Sunday, April 4, 2010

Faith and Easter

http://www.huffingtonpost.com/shane-claiborne/death-be-not-proud_b_524340.html

The sun rose this morning and many who share my faith, of any denomination or no denomination, found themselves at a Sunrise Service to remember one of the most sacred events that marks our faith as the hope we cherish.

Christmas is about the baby boy being born to a virgin mother, a blessed King who answered the long awaited hope of a nation, even if they did not all receive him as such.  Christmas celebrated the baby, Easter or Resurrection is about that, the ending of the earthly life of a very young man for a crime that was not his, but our's, mine, if you believe in universal sin and ultimate forgiveness in Him alone.

Easter is about the man wrestling with the demands of his being.  He meditated, he cried, he spent time with his friends, he walked outside and I'm sure had moments of crisis of faith about what he knew was coming.  Then it came and for my faith, the period from Thursday-Sunday is more sacred than December.

It is not about the new clothes or the spring dinner or the egg hunts or anything that has become ritualistic.  It is about remembering why this faith is important, why we hold onto the promise of resurrection even in the midst of the hell many of us face daily.  Wars, famine, hurricanes, earthquakes, protests, hunger, death, corruption, greed - these have been the things that filled the air from last year to this and some of it happened in the "church" causing even more of a vacuum than the Earth felt on Good Friday so long ago, when He willingly gave up the ghost and the earth was silent.

I am a preacher's kid.  I was born to a Catholic raised mother and a Baptist minister father.  I spent my early years going to Mass with my very devout grandmother who was born and raised Methodist but married a very, very Catholic Creole man.  The family church sits like a beacon on Grand Avenue across from what is sacred ground, the land that was my grandmother's home.  Multiple generations of us hold onto the spirit of her faith and the faith of her mother-in-law, that French-speaking great-grandmother of mine who met her husband while teaching Catechism class.  The faith runs deep into the sinew of my bones.

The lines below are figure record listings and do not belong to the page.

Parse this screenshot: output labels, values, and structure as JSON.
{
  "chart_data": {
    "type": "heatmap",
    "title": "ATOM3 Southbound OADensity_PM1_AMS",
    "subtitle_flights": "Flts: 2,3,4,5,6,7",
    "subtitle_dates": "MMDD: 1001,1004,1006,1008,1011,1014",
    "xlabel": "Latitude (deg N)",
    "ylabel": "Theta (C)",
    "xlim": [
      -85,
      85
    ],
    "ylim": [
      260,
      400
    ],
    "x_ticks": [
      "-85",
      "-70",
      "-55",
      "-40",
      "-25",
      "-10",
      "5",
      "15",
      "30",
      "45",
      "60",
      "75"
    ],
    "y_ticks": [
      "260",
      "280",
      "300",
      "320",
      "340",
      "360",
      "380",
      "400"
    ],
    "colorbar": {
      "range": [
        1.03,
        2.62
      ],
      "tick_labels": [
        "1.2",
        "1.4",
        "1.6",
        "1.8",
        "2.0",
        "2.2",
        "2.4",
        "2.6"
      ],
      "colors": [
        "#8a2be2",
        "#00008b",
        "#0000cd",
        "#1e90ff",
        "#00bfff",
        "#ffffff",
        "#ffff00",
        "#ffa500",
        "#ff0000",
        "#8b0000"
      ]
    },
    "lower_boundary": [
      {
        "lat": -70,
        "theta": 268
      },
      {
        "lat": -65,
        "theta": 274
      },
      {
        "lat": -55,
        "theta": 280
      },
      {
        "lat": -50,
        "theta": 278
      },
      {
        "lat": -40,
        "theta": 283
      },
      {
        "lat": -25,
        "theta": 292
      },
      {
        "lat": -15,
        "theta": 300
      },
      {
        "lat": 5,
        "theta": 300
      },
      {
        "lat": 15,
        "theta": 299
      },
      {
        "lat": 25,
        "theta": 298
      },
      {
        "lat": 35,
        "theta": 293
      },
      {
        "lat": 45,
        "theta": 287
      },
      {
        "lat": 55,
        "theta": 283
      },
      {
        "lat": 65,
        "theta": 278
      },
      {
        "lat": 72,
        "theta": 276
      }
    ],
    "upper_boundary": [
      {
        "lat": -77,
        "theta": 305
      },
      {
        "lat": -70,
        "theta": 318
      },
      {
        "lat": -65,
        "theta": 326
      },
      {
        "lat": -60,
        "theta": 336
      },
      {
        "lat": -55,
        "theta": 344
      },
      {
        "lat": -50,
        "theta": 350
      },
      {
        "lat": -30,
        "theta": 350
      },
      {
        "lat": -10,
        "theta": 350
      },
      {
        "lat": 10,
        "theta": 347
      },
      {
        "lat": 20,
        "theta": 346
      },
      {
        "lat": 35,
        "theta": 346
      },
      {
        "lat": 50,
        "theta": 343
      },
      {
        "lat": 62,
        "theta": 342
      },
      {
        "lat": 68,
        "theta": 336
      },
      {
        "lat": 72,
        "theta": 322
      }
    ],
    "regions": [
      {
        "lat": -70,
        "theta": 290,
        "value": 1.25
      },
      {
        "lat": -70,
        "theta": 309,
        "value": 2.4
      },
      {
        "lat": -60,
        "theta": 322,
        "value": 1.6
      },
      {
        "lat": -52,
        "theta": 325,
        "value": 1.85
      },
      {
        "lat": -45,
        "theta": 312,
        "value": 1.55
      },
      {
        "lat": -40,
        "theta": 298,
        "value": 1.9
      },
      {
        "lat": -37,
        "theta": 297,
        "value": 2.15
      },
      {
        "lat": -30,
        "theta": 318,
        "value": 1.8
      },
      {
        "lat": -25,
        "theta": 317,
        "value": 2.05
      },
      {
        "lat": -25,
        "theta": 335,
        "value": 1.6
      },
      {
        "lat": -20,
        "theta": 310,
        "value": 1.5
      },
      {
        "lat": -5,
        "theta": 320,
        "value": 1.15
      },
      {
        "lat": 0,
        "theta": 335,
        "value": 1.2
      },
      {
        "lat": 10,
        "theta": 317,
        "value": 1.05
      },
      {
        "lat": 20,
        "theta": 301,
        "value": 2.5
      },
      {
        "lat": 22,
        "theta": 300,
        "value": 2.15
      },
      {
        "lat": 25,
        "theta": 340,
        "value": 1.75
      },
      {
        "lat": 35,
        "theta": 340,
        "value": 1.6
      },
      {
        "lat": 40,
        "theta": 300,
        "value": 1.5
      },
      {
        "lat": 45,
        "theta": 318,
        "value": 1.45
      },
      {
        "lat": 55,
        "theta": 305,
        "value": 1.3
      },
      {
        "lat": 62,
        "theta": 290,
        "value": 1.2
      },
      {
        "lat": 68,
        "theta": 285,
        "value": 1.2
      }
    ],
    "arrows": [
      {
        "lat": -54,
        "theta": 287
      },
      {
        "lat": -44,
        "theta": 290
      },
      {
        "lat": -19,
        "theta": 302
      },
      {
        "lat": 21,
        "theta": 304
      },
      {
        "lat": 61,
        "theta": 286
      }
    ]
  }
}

My memories of Easter where of shopping for new clothes, from head-to-toe, memorizing Easter speeches or scriptures, watching my step-mother bake the succulent ham and whip up the best pound cakes on Earth. Of my father telling us about the importance of the season and of us watching The Ten Commandments while sitting under a hair dryer with rollers in our freshly prepared hair.  I remember it was going to bed early because we were to be at the Sunrise Service, even at 9 or 10, I felt the hushed toned of sacred prayers that were in appreciation of the sacrifice made on our behalf.

As the stirrings of the day will prepare my own children for a ritual similar to mine, except at our mega-church, there is no Sunrise Service, just four services since Saturday to accommodate the masses, I had to stop for a moment and think about the crisis of faith I've experienced.

Christ is my Savior, I believe in HIM with all my heart and soul.  I've prayed the "sinner's prayer" many, many years ago.  I've ministered, preached, taught, and studied this faith.  I sat under the leadership of churches that later disappointed me in their judgment or lack of grace.  I've been in denominations that believed that the "other" had no hope of salvation or eternal life - other cultures, other religions, other sexual orientation - even to the point of not showing love to family members.  It has brought me hurt and shame to see the things happening to my grandmother's beloved Catholic church - even with ties so close to the Pope.

Then I stopped and was reminded that in the days leading up to Jesus' crucifixion, he stepped away from the organization called the church to meet with the people who would be the church.  Give me Christ, keep the dogma the separates or preaches division or hatred or injustice or selection.  Give me grace, HIS amazing Grace that saved a sinner like me, I once was lost but now I'm found, that is the hope of His resurrection, that we would be found in love, doing, acting, and giving.